See the article on Hotwired's Webmonkey site: All About the Favorites Icon to learn how to create and display favorites icons.

Java, JavaScript, CSS, and Plugins

Since the release of Java 1.4.1 for Mac OS X, Safari can work with either Java 1.4.1 or 1.3.1. The Java 1.4.1 plugin, JavaPluginCocoa.bundle, is installed to /Library/Internet Plug-Ins when the Java 1.4.1 Update is installed. If this plugin is moved or removed, Safari will automatically revert to using 1.3.1.

All plugins for Safari reside in the /Library/Internet Plug-Ins/ directory. Safari uses Netscape-style plugins, as detailed in Technical Note TN 2020 and Netscape's Plug-in Guide for developers.

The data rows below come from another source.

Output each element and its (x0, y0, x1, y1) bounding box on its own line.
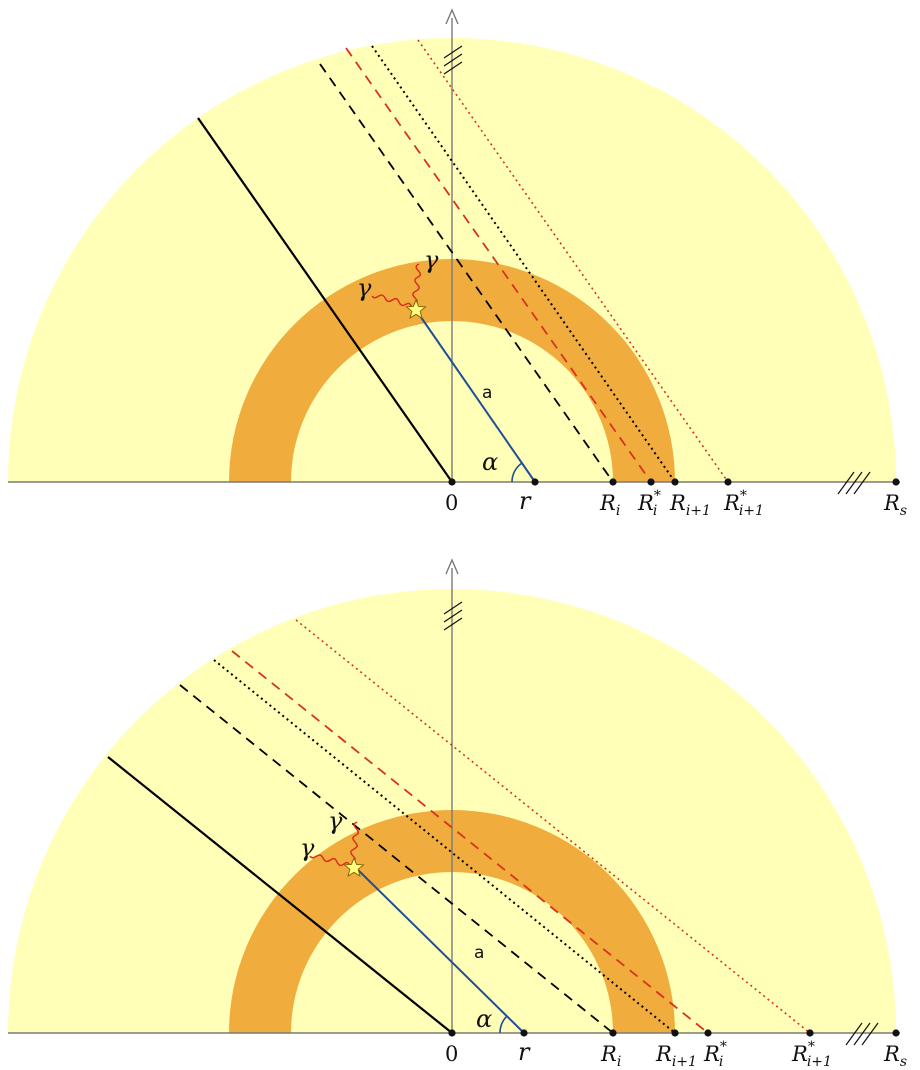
y-axis-arrowhead (445, 558, 459, 575)
red-dotted-ray (417, 39, 729, 483)
y-axis-arrowhead (445, 8, 459, 25)
bottom-panel: 0 r Ri Ri+1 R* i R* i+1 Rs a α γ γ (8, 558, 907, 1070)
label-Ri: Ri (599, 491, 620, 519)
label-origin: 0 (445, 1042, 458, 1066)
x-axis-break-marks (845, 1022, 879, 1046)
label-alpha: α (482, 448, 498, 476)
star-icon (343, 856, 365, 878)
label-Ri1-star: R* i+1 (791, 1039, 832, 1070)
black-dashed-ray (179, 684, 614, 1034)
label-a: a (474, 943, 484, 963)
label-gamma-up: γ (424, 246, 439, 274)
black-dotted-ray (371, 45, 676, 483)
red-dashed-ray (345, 47, 652, 483)
label-origin: 0 (445, 491, 458, 515)
label-Ri1-star: R* i+1 (723, 488, 764, 519)
label-Ri: Ri (600, 1042, 621, 1070)
x-axis-break-marks (837, 471, 871, 495)
star-icon (405, 298, 427, 320)
black-solid-ray (197, 117, 453, 483)
label-gamma-left: γ (357, 274, 372, 302)
label-Rs: Rs (883, 491, 907, 519)
radius-line-a (415, 309, 536, 483)
photon-wave-up (350, 821, 360, 863)
label-Ri-star: R* i (637, 488, 661, 519)
alpha-arc (511, 462, 523, 483)
label-Ri1: Ri+1 (655, 1042, 697, 1070)
axis-points (448, 478, 900, 486)
photon-wave-left (371, 294, 413, 309)
shell-annulus (229, 259, 675, 482)
label-Ri-star: R* i (703, 1039, 727, 1070)
label-Rs: Rs (883, 1042, 907, 1070)
y-axis-break-marks (443, 45, 463, 75)
label-gamma-up: γ (328, 807, 343, 835)
photon-wave-up (412, 263, 422, 305)
black-dashed-ray (319, 63, 614, 483)
label-Ri1: Ri+1 (669, 491, 711, 519)
label-gamma-left: γ (300, 834, 315, 862)
top-panel: 0 r Ri R* i Ri+1 R* i+1 Rs a α γ γ (8, 8, 907, 519)
photon-wave-left (309, 854, 351, 867)
label-r: r (518, 1038, 531, 1066)
label-a: a (482, 383, 492, 403)
axis-points (448, 1029, 900, 1037)
y-axis-break-marks (443, 601, 463, 631)
black-solid-ray (107, 756, 453, 1034)
radius-line-a (353, 865, 525, 1034)
label-alpha: α (476, 1005, 492, 1033)
alpha-arc (499, 1015, 508, 1034)
label-r: r (519, 487, 532, 515)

Safari offers as complete as possible an implementation of the Cascading Style Sheets standard. There are some lacunae and caveats, detailed in the Internet Developer article, CSS Support in Safari.

In order to debug JavaScript scripts in Safari, it can be helpful to view errors encountered by the scripts in the debugging console. To enable this, execute the following command from the Terminal:

	defaults write com.apple.Safari IncludeDebugMenu 1 
	

This causes Safari to include a Debug menu. Selecting "Log JavaScript Exceptions" from this menu allows the errors to be viewed in the Console application.

Miscellaneous Safari Tips

Safari incorporates a built-in pop-up window blocker, which disables pop-up windows triggered by <script> tags, the onLoad handler, the onUnload handler, or timers. This may affect the behavior of websites—when conducting user testing, it is important to test the site with pop-up blocking in both the on and off settings.

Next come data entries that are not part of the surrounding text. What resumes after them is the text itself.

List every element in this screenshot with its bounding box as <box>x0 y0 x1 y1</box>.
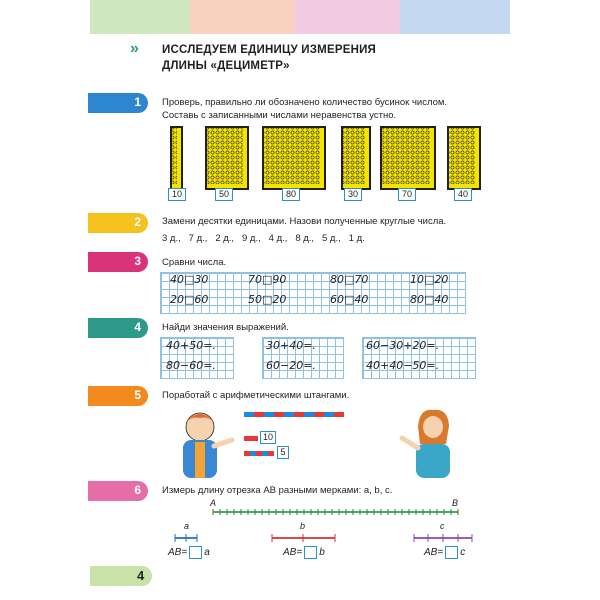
comparison-cell[interactable]: 60□40 <box>330 293 369 306</box>
rod-value-box-5: 5 <box>277 446 289 459</box>
header-strip-pink <box>295 0 400 34</box>
comparison-cell[interactable]: 80□40 <box>410 293 449 306</box>
answer-row-c: AB= c <box>424 546 465 559</box>
comparison-cell[interactable]: 10□20 <box>410 273 449 286</box>
task3-text: Сравни числа. <box>162 257 227 268</box>
task2-items: 3 д., 7 д., 2 д., 9 д., 4 д., 8 д., 5 д.… <box>162 233 365 244</box>
answer-box[interactable] <box>445 546 459 559</box>
rod-long <box>244 412 344 417</box>
page-number-tab <box>90 566 152 586</box>
number-box: 30 <box>344 188 362 201</box>
number-box: 80 <box>282 188 300 201</box>
measure-c-label: c <box>440 521 445 531</box>
answer-box[interactable] <box>304 546 318 559</box>
comparison-cell[interactable]: 40□30 <box>170 273 209 286</box>
task-number-badge: 5 <box>88 386 148 406</box>
answer-grid <box>362 337 476 379</box>
answer-grid <box>262 337 344 379</box>
answer-unit: b <box>319 547 325 558</box>
page-title-line2: ДЛИНЫ «ДЕЦИМЕТР» <box>162 60 290 72</box>
bead-grid-overlay <box>172 128 475 184</box>
segment-ab <box>174 509 473 542</box>
comparison-cell[interactable]: 50□20 <box>248 293 287 306</box>
rod-10 <box>244 436 258 441</box>
task2-text: Замени десятки единицами. Назови получен… <box>162 216 447 227</box>
number-box: 50 <box>215 188 233 201</box>
expression-cell[interactable]: 40+50=. <box>166 339 216 352</box>
task5-text: Поработай с арифметическими штангами. <box>162 390 350 401</box>
girl-figure-right <box>399 409 450 478</box>
number-box: 70 <box>398 188 416 201</box>
rod-5 <box>244 451 274 456</box>
task6-text: Измерь длину отрезка AB разными мерками:… <box>162 485 393 496</box>
expression-cell[interactable]: 40+40−50=. <box>366 359 440 372</box>
point-a-label: A <box>210 498 217 508</box>
answer-row-b: AB= b <box>283 546 325 559</box>
answer-prefix: AB= <box>283 547 303 558</box>
task1-text-line2: Составь с записанными числами неравенств… <box>162 110 397 121</box>
task-number-badge: 1 <box>88 93 148 113</box>
answer-row-a: AB= a <box>168 546 210 559</box>
double-chevron-icon: » <box>130 40 139 57</box>
task-number-badge: 3 <box>88 252 148 272</box>
answer-grid <box>160 272 466 314</box>
measure-a-label: a <box>184 521 190 531</box>
header-strip-green <box>90 0 190 34</box>
comparison-cell[interactable]: 20□60 <box>170 293 209 306</box>
answer-box[interactable] <box>189 546 203 559</box>
answer-unit: c <box>460 547 466 558</box>
answer-grid <box>160 337 234 379</box>
expression-cell[interactable]: 30+40=. <box>266 339 316 352</box>
header-strip-peach <box>190 0 295 34</box>
number-box: 10 <box>168 188 186 201</box>
expression-cell[interactable]: 60−30+20=. <box>366 339 440 352</box>
comparison-cell[interactable]: 70□90 <box>248 273 287 286</box>
boy-figure-left <box>183 412 235 478</box>
answer-prefix: AB= <box>168 547 188 558</box>
header-strip-blue <box>400 0 510 34</box>
task-number-badge: 2 <box>88 213 148 233</box>
task1-text-line1: Проверь, правильно ли обозначено количес… <box>162 97 448 108</box>
comparison-cell[interactable]: 80□70 <box>330 273 369 286</box>
task-number-badge: 4 <box>88 318 148 338</box>
answer-unit: a <box>204 547 210 558</box>
arithmetic-rods-illustration <box>183 409 450 478</box>
number-box: 40 <box>454 188 472 201</box>
task-number-badge: 6 <box>88 481 148 501</box>
measure-b-label: b <box>300 521 306 531</box>
rod-value-box-10: 10 <box>260 431 276 444</box>
point-b-label: B <box>452 498 459 508</box>
page-number: 4 <box>137 568 145 583</box>
expression-cell[interactable]: 80−60=. <box>166 359 216 372</box>
expression-cell[interactable]: 60−20=. <box>266 359 316 372</box>
page-title-line1: ИССЛЕДУЕМ ЕДИНИЦУ ИЗМЕРЕНИЯ <box>162 44 377 56</box>
answer-prefix: AB= <box>424 547 444 558</box>
task4-text: Найди значения выражений. <box>162 322 289 333</box>
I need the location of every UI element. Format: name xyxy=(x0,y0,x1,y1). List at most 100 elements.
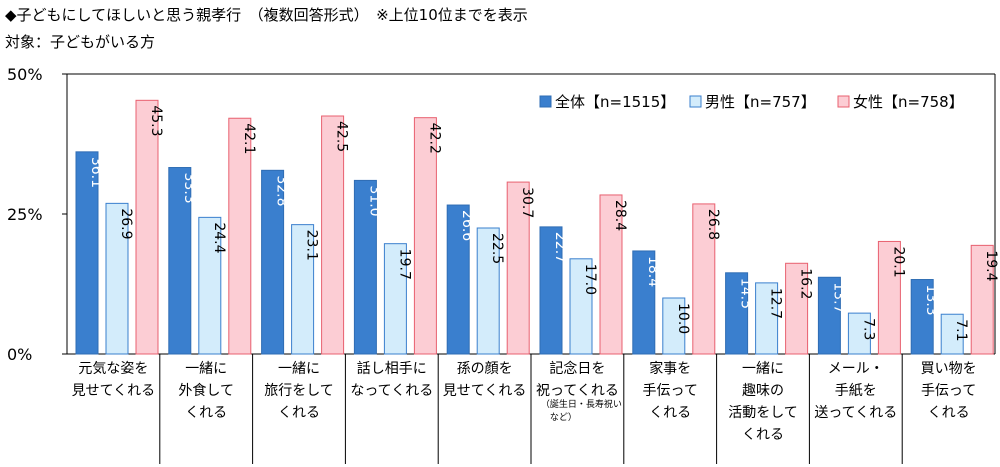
data-label: 26.9 xyxy=(118,208,134,239)
bar xyxy=(755,282,779,355)
bar xyxy=(198,216,222,355)
category-label: 手紙を xyxy=(835,383,877,399)
category-label: くれる xyxy=(928,405,970,421)
data-label: 33.3 xyxy=(181,173,197,204)
data-label: 42.2 xyxy=(426,123,442,154)
data-label: 18.4 xyxy=(645,256,661,287)
data-label: 7.1 xyxy=(953,319,969,341)
category-label: 手伝って xyxy=(643,383,698,399)
bar xyxy=(135,99,159,355)
category-label: 旅行をして xyxy=(264,383,334,399)
data-label: 31.0 xyxy=(366,185,382,216)
data-label: 13.3 xyxy=(923,285,939,316)
bar xyxy=(785,262,809,355)
data-label: 17.0 xyxy=(582,264,598,295)
data-label: 12.7 xyxy=(768,288,784,319)
category-label: なってくれる xyxy=(350,383,433,399)
data-label: 19.4 xyxy=(983,250,999,281)
data-label: 19.7 xyxy=(396,249,412,280)
data-label: 26.6 xyxy=(459,210,475,241)
bar xyxy=(847,312,871,355)
category-label: 趣味の xyxy=(742,383,784,399)
bar xyxy=(321,115,345,355)
chart-subtitle: 対象：子どもがいる方 xyxy=(5,33,156,51)
data-label: 23.1 xyxy=(304,230,320,261)
category-label: 買い物を xyxy=(921,361,977,377)
data-label: 14.5 xyxy=(738,278,754,309)
category-label: 元気な姿を xyxy=(78,361,148,377)
bar xyxy=(940,313,964,355)
legend-label: 全体【n=1515】 xyxy=(555,93,675,111)
bar xyxy=(261,169,285,355)
bar xyxy=(817,276,841,355)
category-label: くれる xyxy=(649,405,691,421)
legend-swatch xyxy=(837,95,850,108)
bar xyxy=(662,297,686,355)
bar xyxy=(692,203,716,355)
data-label: 13.7 xyxy=(830,282,846,313)
bar xyxy=(228,117,252,355)
legend-swatch xyxy=(689,95,702,108)
category-label: 祝ってくれる xyxy=(536,383,619,399)
category-label: 記念日を xyxy=(549,360,605,377)
data-label: 42.1 xyxy=(241,123,257,154)
data-label: 22.5 xyxy=(489,233,505,264)
bar xyxy=(168,167,192,355)
category-label: 外食して xyxy=(178,382,234,399)
y-tick-label: 25% xyxy=(7,205,43,224)
category-label: 話し相手に xyxy=(357,360,427,377)
category-label: 見せてくれる xyxy=(72,383,156,399)
y-tick-label: 0% xyxy=(7,345,32,364)
bar xyxy=(476,227,500,355)
data-label: 20.1 xyxy=(890,246,906,277)
data-label: 24.4 xyxy=(211,222,227,253)
data-label: 26.8 xyxy=(705,209,721,240)
bar xyxy=(291,224,315,355)
category-label: くれる xyxy=(278,405,320,421)
category-label: くれる xyxy=(742,427,784,443)
data-label: 32.8 xyxy=(274,175,290,206)
data-label: 7.3 xyxy=(860,318,876,340)
category-label: 孫の顔を xyxy=(457,361,513,377)
data-label: 42.5 xyxy=(334,121,350,152)
category-label: 見せてくれる xyxy=(443,383,527,399)
bar xyxy=(413,117,437,355)
bar xyxy=(446,204,470,355)
category-label: 一緒に xyxy=(185,361,227,377)
category-label: 送ってくれる xyxy=(814,405,897,421)
category-note: など） xyxy=(550,412,577,423)
category-label: 一緒に xyxy=(278,361,320,377)
bar xyxy=(383,243,407,355)
legend-swatch xyxy=(539,95,552,108)
data-label: 45.3 xyxy=(148,105,164,136)
bar xyxy=(569,258,593,355)
bar xyxy=(910,279,934,355)
bar xyxy=(539,226,563,355)
data-label: 36.1 xyxy=(88,157,104,188)
data-label: 16.2 xyxy=(798,268,814,299)
data-label: 22.7 xyxy=(552,232,568,263)
category-label: 活動をして xyxy=(728,405,798,421)
bar xyxy=(506,181,530,355)
data-label: 28.4 xyxy=(612,200,628,231)
chart-title: ◆子どもにしてほしいと思う親孝行 （複数回答形式） ※上位10位までを表示 xyxy=(5,6,528,24)
data-label: 30.7 xyxy=(519,187,535,218)
data-label: 10.0 xyxy=(675,303,691,334)
category-label: 家事を xyxy=(649,360,691,377)
bar xyxy=(725,272,749,355)
bar xyxy=(877,240,901,355)
category-label: 一緒に xyxy=(742,361,784,377)
bar xyxy=(599,194,623,355)
bar xyxy=(75,151,99,355)
bar xyxy=(105,202,129,355)
category-label: くれる xyxy=(185,405,227,421)
bar xyxy=(353,179,377,355)
y-tick-label: 50% xyxy=(7,65,43,84)
category-label: 手伝って xyxy=(921,383,976,399)
category-label: メール・ xyxy=(828,361,884,377)
legend-label: 男性【n=757】 xyxy=(705,93,816,111)
bar xyxy=(632,250,656,355)
bar xyxy=(970,244,994,355)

Safari's time-out behavior is as follows: the browser will time out if it does not receive a response to an HTTP request or if server data transmission stops for 60 seconds.

Safari follows the HTML specification in rendering Web pages. Pages can be tested for standards compliance, and hence Safari compliance, using the W3C's HTML Validator.